How to Stay Organized in College

It’s tough to stay organized at college when that fabulous freedom you now have means you get to decide when and how you’ll manage your schedule. Need to clean your room but would rather watch Netflix? Sure! Why not push off the tidying until next weekend? Your friends are going out for half-price appetizers, but you need to finish a paper. Well, what’s one more super late night?

The variety and intensity of college life can sometimes make you feel like your scheduling and organization skills are in shambles. Between juggling classes and homework, managing extracurricular activities, and keeping some sort of a social life, it’s tough to keep up with seemingly small things like organization. Without some helpful habits in place, it’s easy to spiral downwards and lose track of what you need to do and when you need to do it.
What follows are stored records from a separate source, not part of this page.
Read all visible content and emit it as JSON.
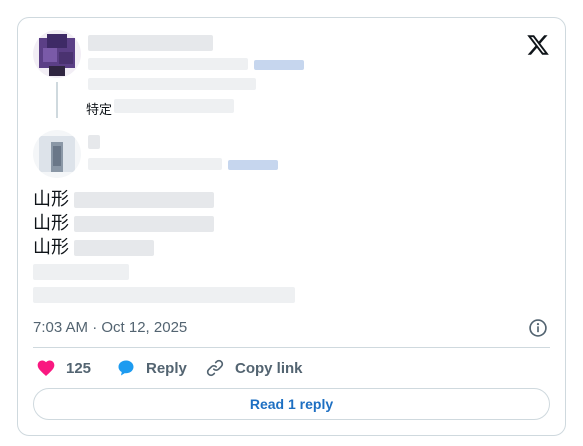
{
  "reply_context": {
    "prefix": "特定"
  },
  "tweet": {
    "lines": [
      "山形",
      "山形",
      "山形"
    ],
    "timestamp": "7:03 AM · Oct 12, 2025"
  },
  "actions": {
    "likes_count": "125",
    "reply_label": "Reply",
    "copy_link_label": "Copy link"
  },
  "read_replies_label": "Read 1 reply",
  "colors": {
    "like": "#f91880",
    "reply": "#1d9bf0",
    "link": "#1d6fc2",
    "muted": "#536471"
  },
  "icons": [
    "x-logo-icon",
    "info-icon",
    "heart-icon",
    "reply-bubble-icon",
    "link-icon"
  ]
}
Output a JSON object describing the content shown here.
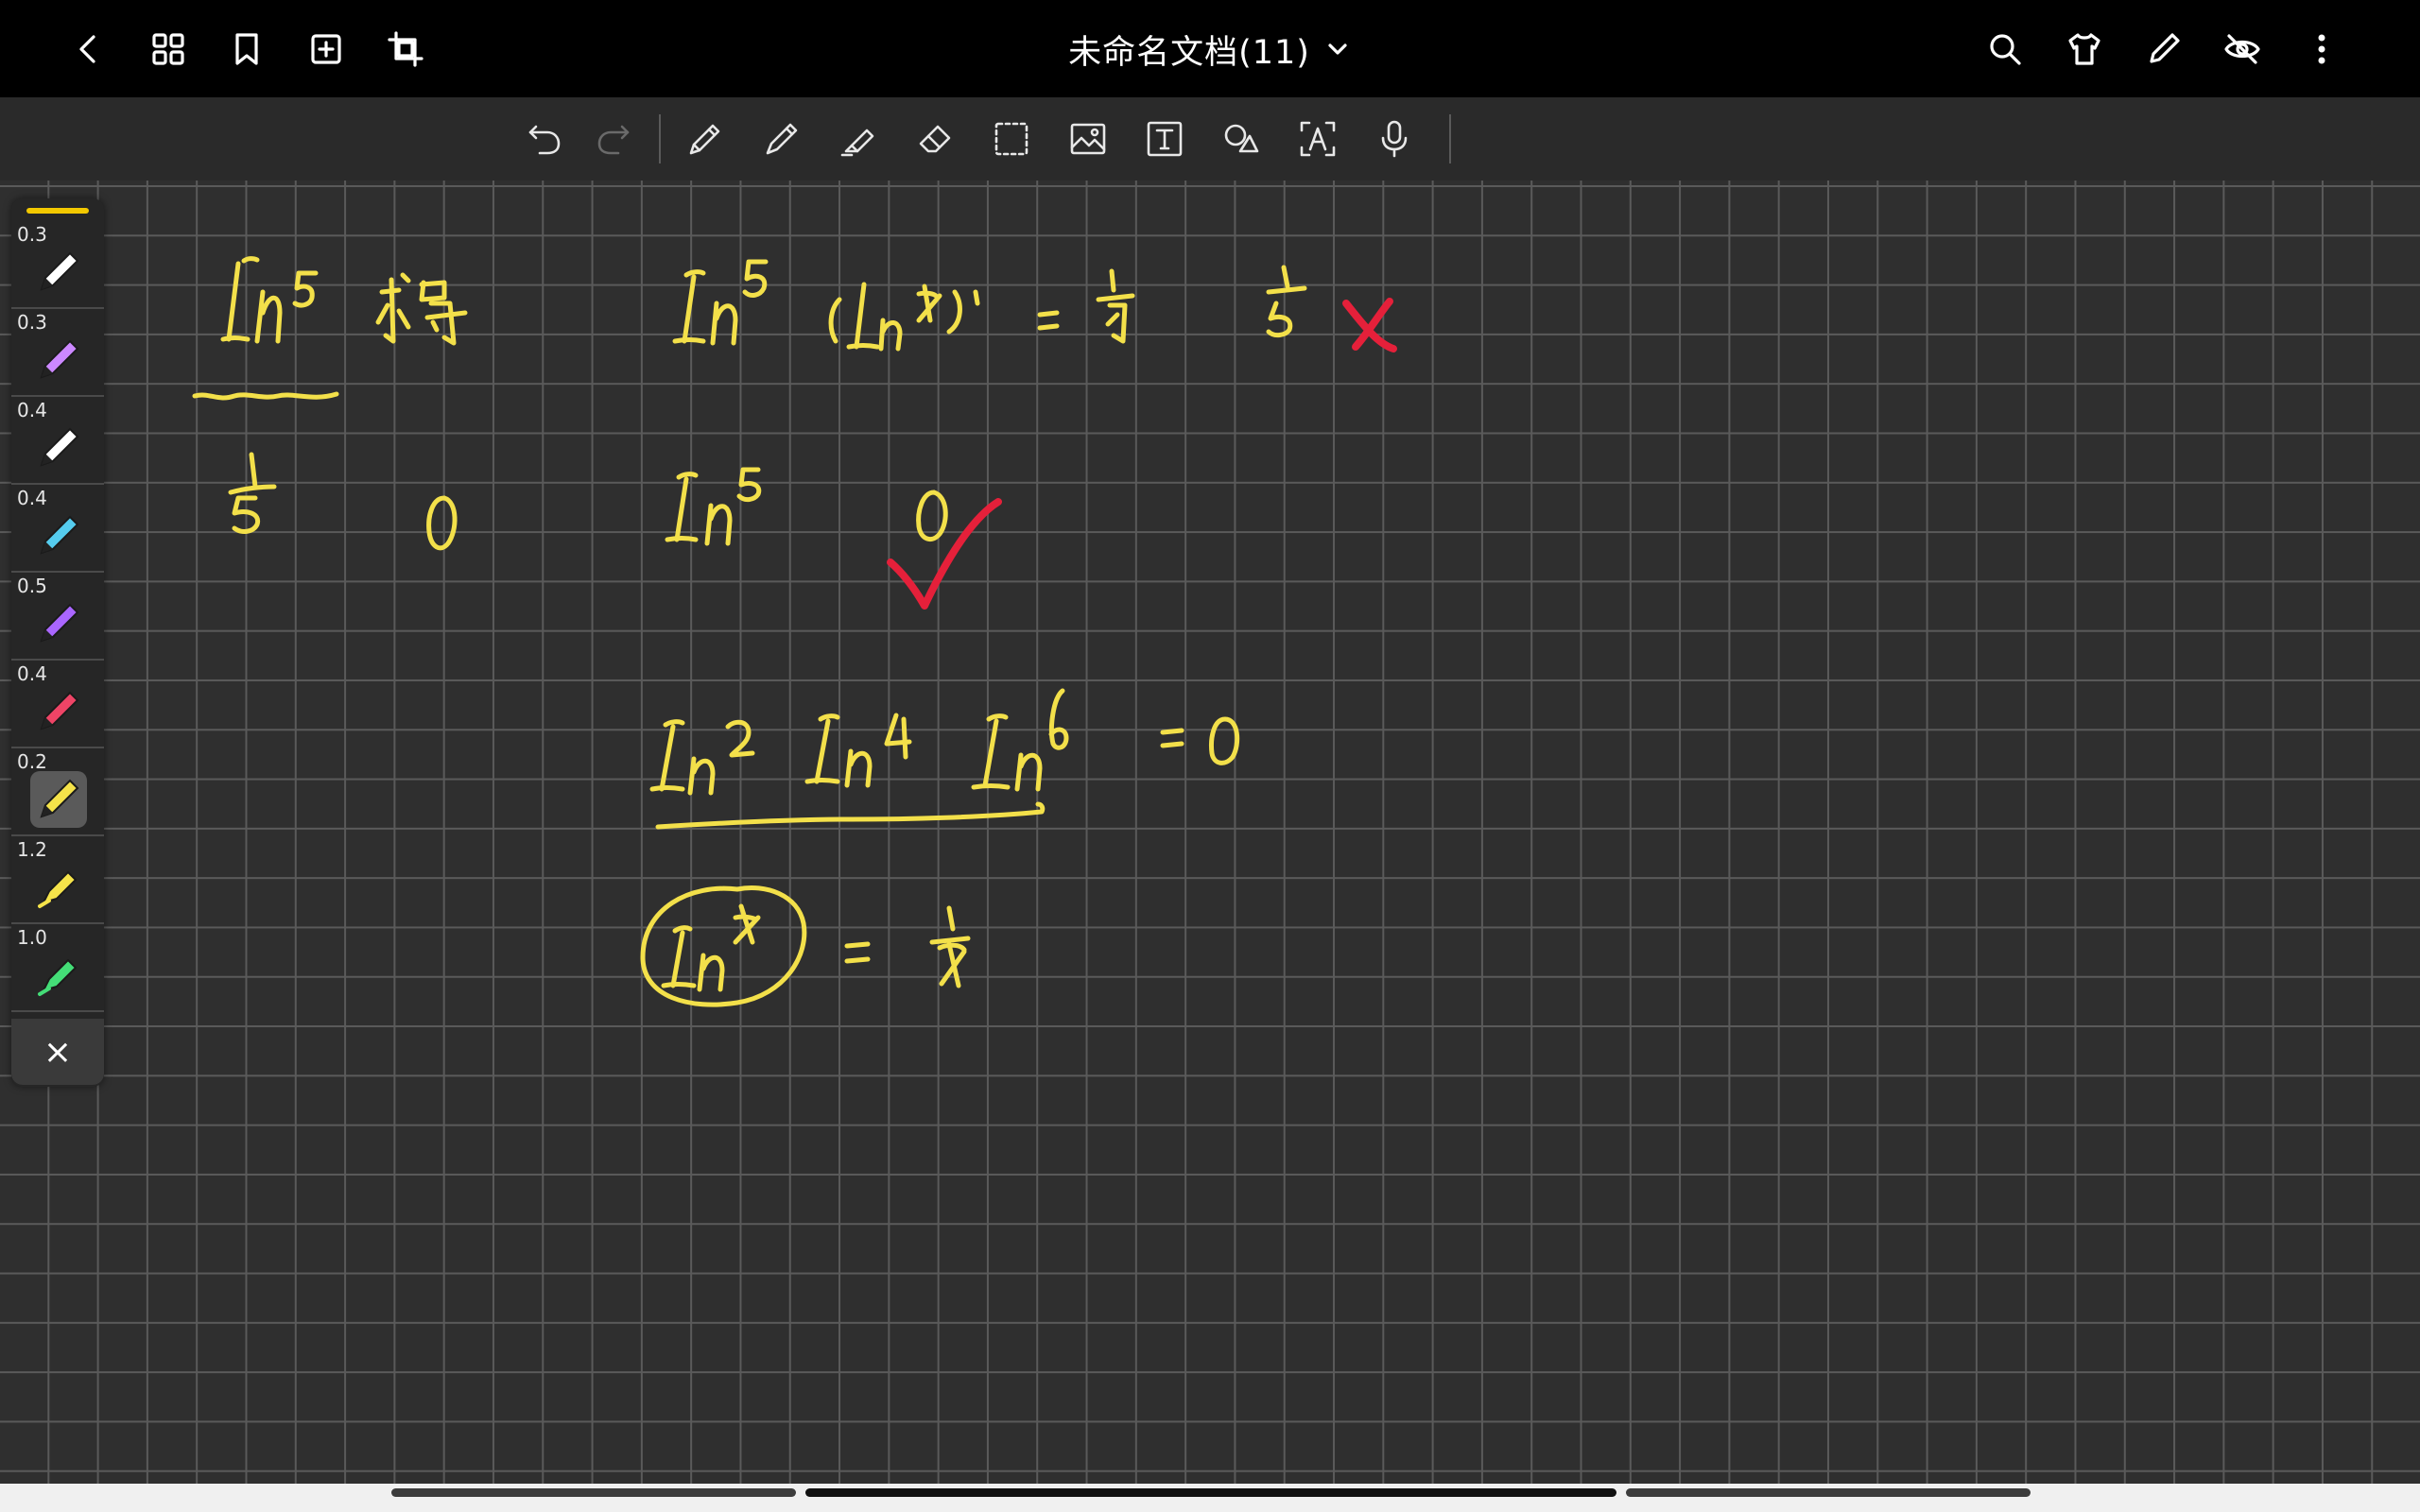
{
  "header": {
    "doc_title": "未命名文档(11)",
    "buttons": [
      "back-icon",
      "grid-view-icon",
      "bookmark-icon",
      "add-page-icon",
      "crop-icon",
      "search-icon",
      "shirt-icon",
      "pen-mode-icon",
      "eye-off-icon",
      "more-icon"
    ]
  },
  "toolbar": {
    "tools": [
      "undo-icon",
      "redo-icon",
      "fountain-pen-icon",
      "pen-icon",
      "highlighter-icon",
      "eraser-icon",
      "lasso-select-icon",
      "image-icon",
      "text-box-icon",
      "shape-icon",
      "text-recognition-icon",
      "microphone-icon"
    ]
  },
  "palette": {
    "pens": [
      {
        "size": "0.3",
        "color": "#ffffff"
      },
      {
        "size": "0.3",
        "color": "#cc88ff"
      },
      {
        "size": "0.4",
        "color": "#ffffff"
      },
      {
        "size": "0.4",
        "color": "#55ccee"
      },
      {
        "size": "0.5",
        "color": "#aa66ff"
      },
      {
        "size": "0.4",
        "color": "#ee4466"
      },
      {
        "size": "0.2",
        "color": "#f5e34a"
      },
      {
        "size": "1.2",
        "color": "#f5e34a"
      },
      {
        "size": "1.0",
        "color": "#44dd77"
      }
    ],
    "close_label": "×",
    "accent_color": "#f2c800"
  },
  "colors": {
    "ink_yellow": "#f3e04a",
    "ink_red": "#e5203a"
  }
}
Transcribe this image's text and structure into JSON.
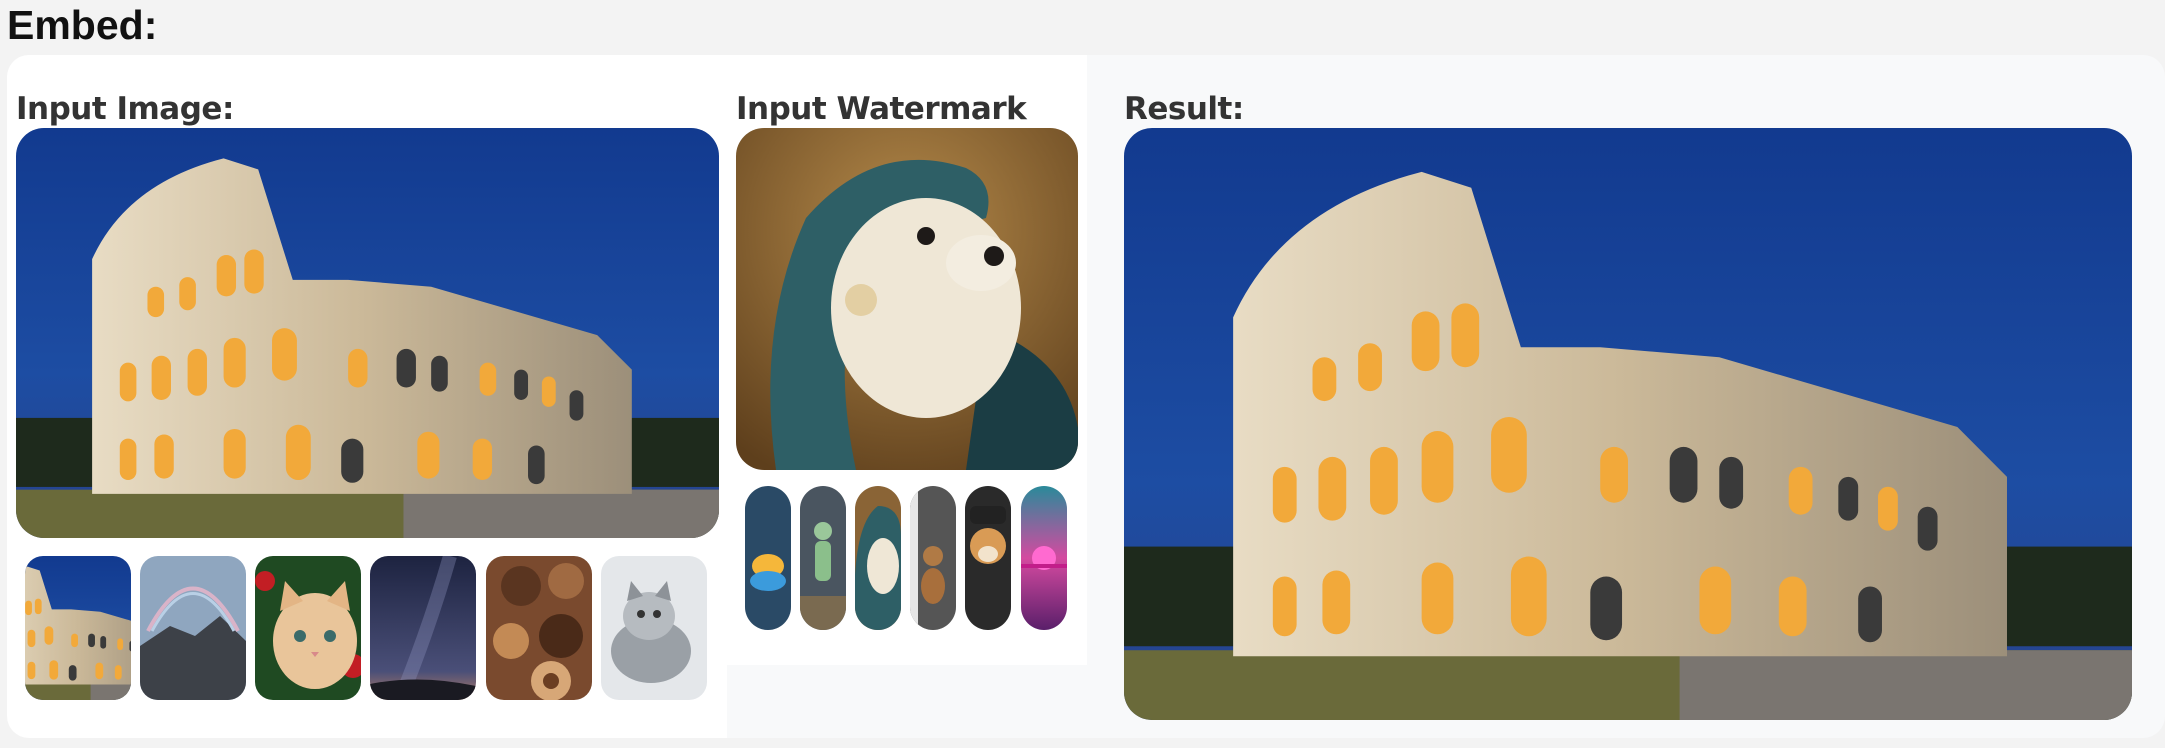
{
  "heading": "Embed:",
  "labels": {
    "input_image": "Input Image:",
    "input_watermark": "Input Watermark",
    "result": "Result:"
  },
  "example_images": [
    {
      "icon": "colosseum-thumbnail"
    },
    {
      "icon": "rainbow-mountain-thumbnail"
    },
    {
      "icon": "kitten-christmas-thumbnail"
    },
    {
      "icon": "milky-way-thumbnail"
    },
    {
      "icon": "chocolates-thumbnail"
    },
    {
      "icon": "grey-kitten-thumbnail"
    }
  ],
  "example_watermarks": [
    {
      "icon": "fish-bowl-thumbnail"
    },
    {
      "icon": "astronaut-thumbnail"
    },
    {
      "icon": "otter-thumbnail"
    },
    {
      "icon": "teddy-bear-thumbnail"
    },
    {
      "icon": "shiba-dog-thumbnail"
    },
    {
      "icon": "sunset-thumbnail"
    }
  ],
  "colors": {
    "sky": "#1a3f8a",
    "stone": "#c9b89a",
    "light": "#f4b13a",
    "grass": "#4d5a2a"
  }
}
If you want to maximize your time in school and eliminate the confusing mixups that come from disorganization, here are a few helpful tips to assist you in staying on task and getting what needs to get done crossed off your list.

1. Keep a planner or use a planner app

The beautiful thing about this digital day and age is that you have a whole host of organizational tools right at your fingertips on your mobile device. Whether it’s planner apps, calendar apps, or to-do lists, the list is rather endless! That to say, there’s something nice about holding a physical planner in your hands and using an old-fashioned pen to write down your commitments and to-do’s.

Whichever method you use, get in the habit of keeping all your plans, homework assignments, and must-complete tasks in your planner, and refer to each morning. Soon, double booking yourself and missing deadlines will become a thing of the past, as visual reminders like planners can be a huge help for staying organized and on top of things.

2. Prioritize your to-do’s 

Not all to-do’s are created equal. While organizing your closet this weekend may be on your list, your term paper due on Monday will probably trump that task. Order your tasks from most important to least important, and start from the top. If you fail to complete a task that’s lower on the totem pole, the consequences will be far less than if you failed to study for a test or forgot to pay a bill.

3. Schedule in travel time and margin time

Got back-to-back appointments? A mere ten minutes in between two classes? Probably not a good idea to schedule a quick coffee date with a friend in between. It’s easy to forget about the time it takes to travel between engagements, but that margin is essential. If you find that you’re chronically late between appointments, do a self check and make sure you’re planning in enough travel time to get from place to place.

4. Plan your week ahead on Sunday night

Getting a bird’s eye view of your week can be really helpful as you approach the tasks you must get done and the places you’ll need to be. Whip out that planner, and make sure you’ve got everything on it for the week, as well as time for margin and travel scheduled in as well. Not only that, but if you have a good overview of the week ahead, you’ll be able to field requests to do additional things because you’ll know if you have enough time to squeeze something else in.

5. Calendarize cleaning 

Doing the dishes and taking the trash out can feel like low priorities compared to all the other things going on at college. However, I can bet that your roommates don’t feel that way. Make sure you’re pulling your weight and cleaning on a regular basis—or at least as agreed by all of you. While it seems like cleaning the bathroom would be an easy task to accomplish, bathrooms don’t get clean by magic, and you’ll probably have to set aside some specific time in your planner in order to get the job done right. Don’t wing it—plan it. And then you can cross that dirty shower right off your to-do list and move on with your life.

Your beautiful, organized life

While you don’t have to get crazy about planning every single second of your life, it will bode well for you to at least have a basic plan in place. Functioning maturely as an adult means getting a little organized, and you’ll see quickly that it will pay off in spades, and you’ll soon have more time to enjoy the things you’re involved in instead of worrying about missed deadlines or what unknown activity is up next.